Do you know any Japanese? Peppering your work with local language, when done well, can add character, authenticity and ambiance to a novel and you don't have to tell the reader outright that the characters are speaking Japanese.
For example, Troppo by Madelaine Dickie won the T.A.G Hungerford award. It's set in Indonesia but written in English. Madelaine uses the local language beautifully and even though you don't always know what the words mean, the scene isn't lost. It's a gritty book with lots of swearing, so I've starred it out, but you get the idea.
On the bus to Sukadana I vomit for eight hours straight into
sandwich-sized plastic bags.
Halfway into the trip, I s*** myself.
“Oh f***. Tell the driver to stop,” I ask the conductor up the back.
“Sebentar, sebentar,” he waves his hand, palm-down, and lights another
He obviously hasn’t smelt it yet, but by the time we get to the rumah
makan (the roadside food house), his head is out the window and the
seats around me are empty.
We stop for half an hour.
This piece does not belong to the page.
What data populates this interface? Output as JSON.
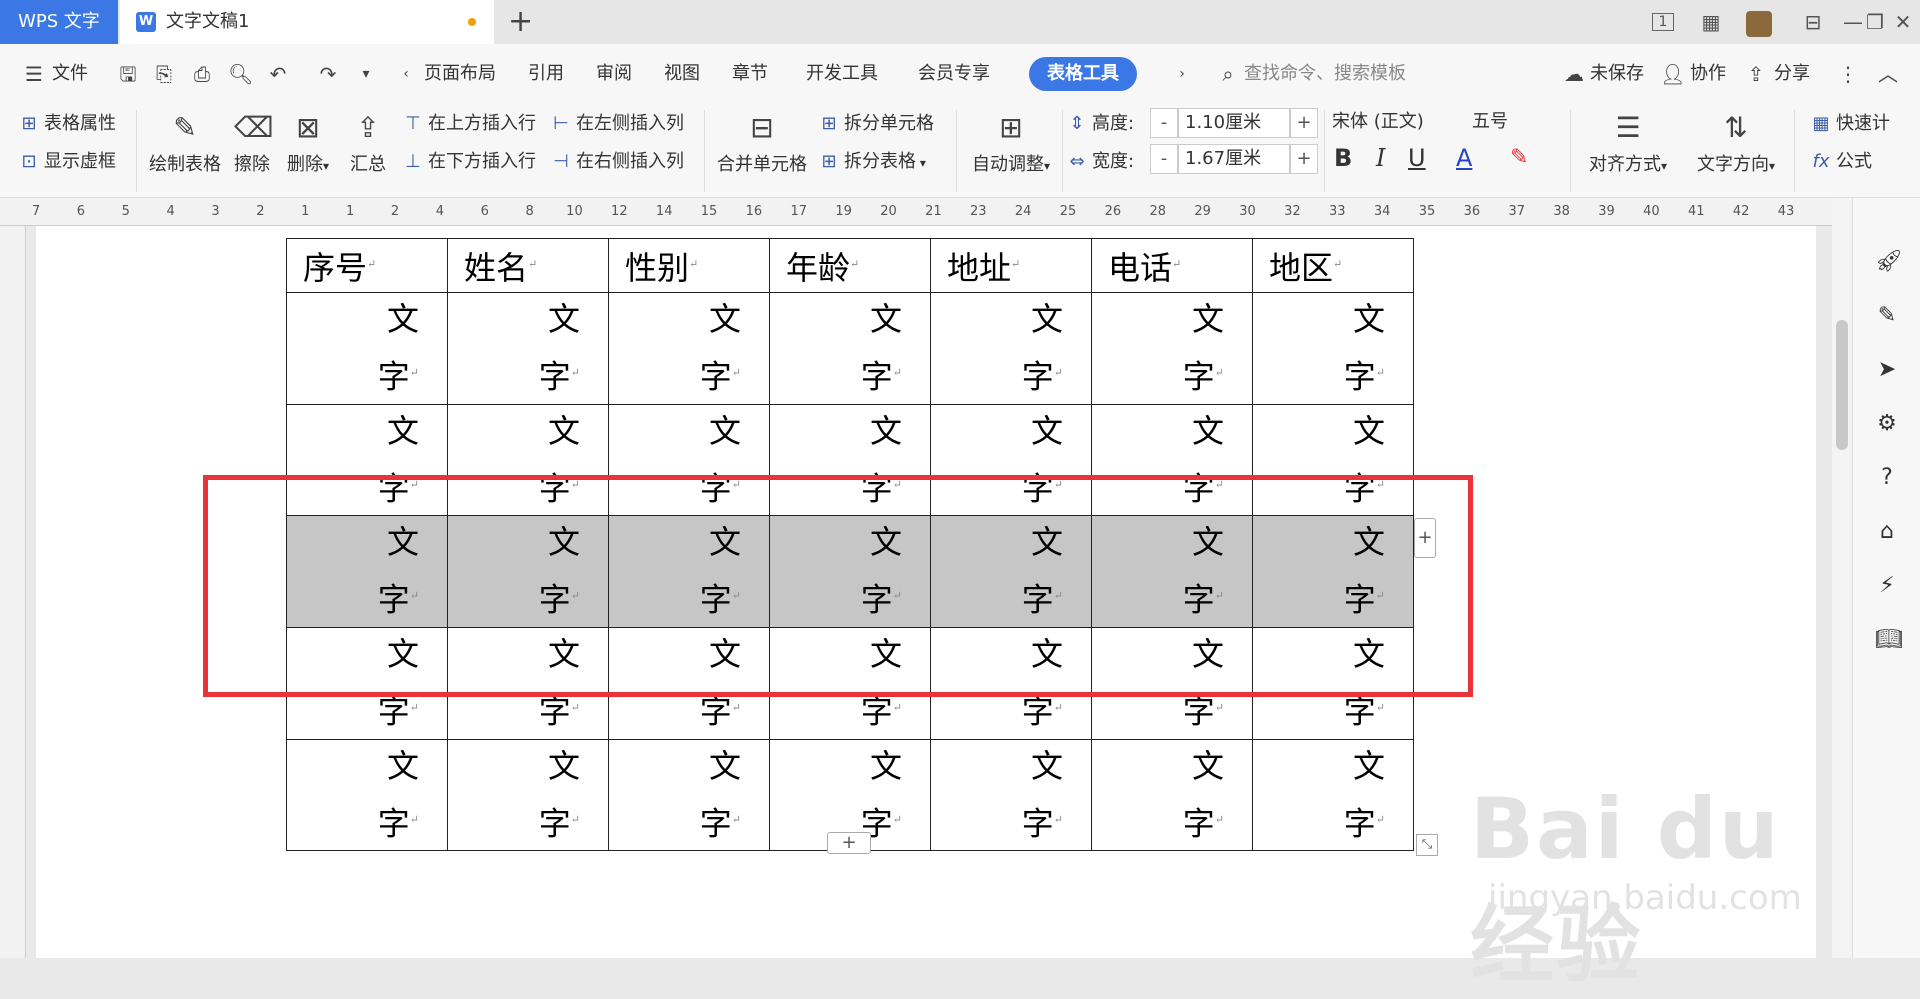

I spend the whole time in the toilets,
sobbing and sucking in the furry smell of old c***. I consider leaving
the bus but there are no rooms at the rumah makan and no village
nearby, only the hazy midday stretch of rice fields and pandanas
This scene is at the start of the novel and from that point forward, she doesn't need to tell you that a kretek is a cigarette or that a rumah makan is a roadside foodhouse. You might not know that sebentar means 'in a minute' but you get the gist.
Reading the book, you feel like you're in Indo. Language can be a really effective tool for adding authenticity.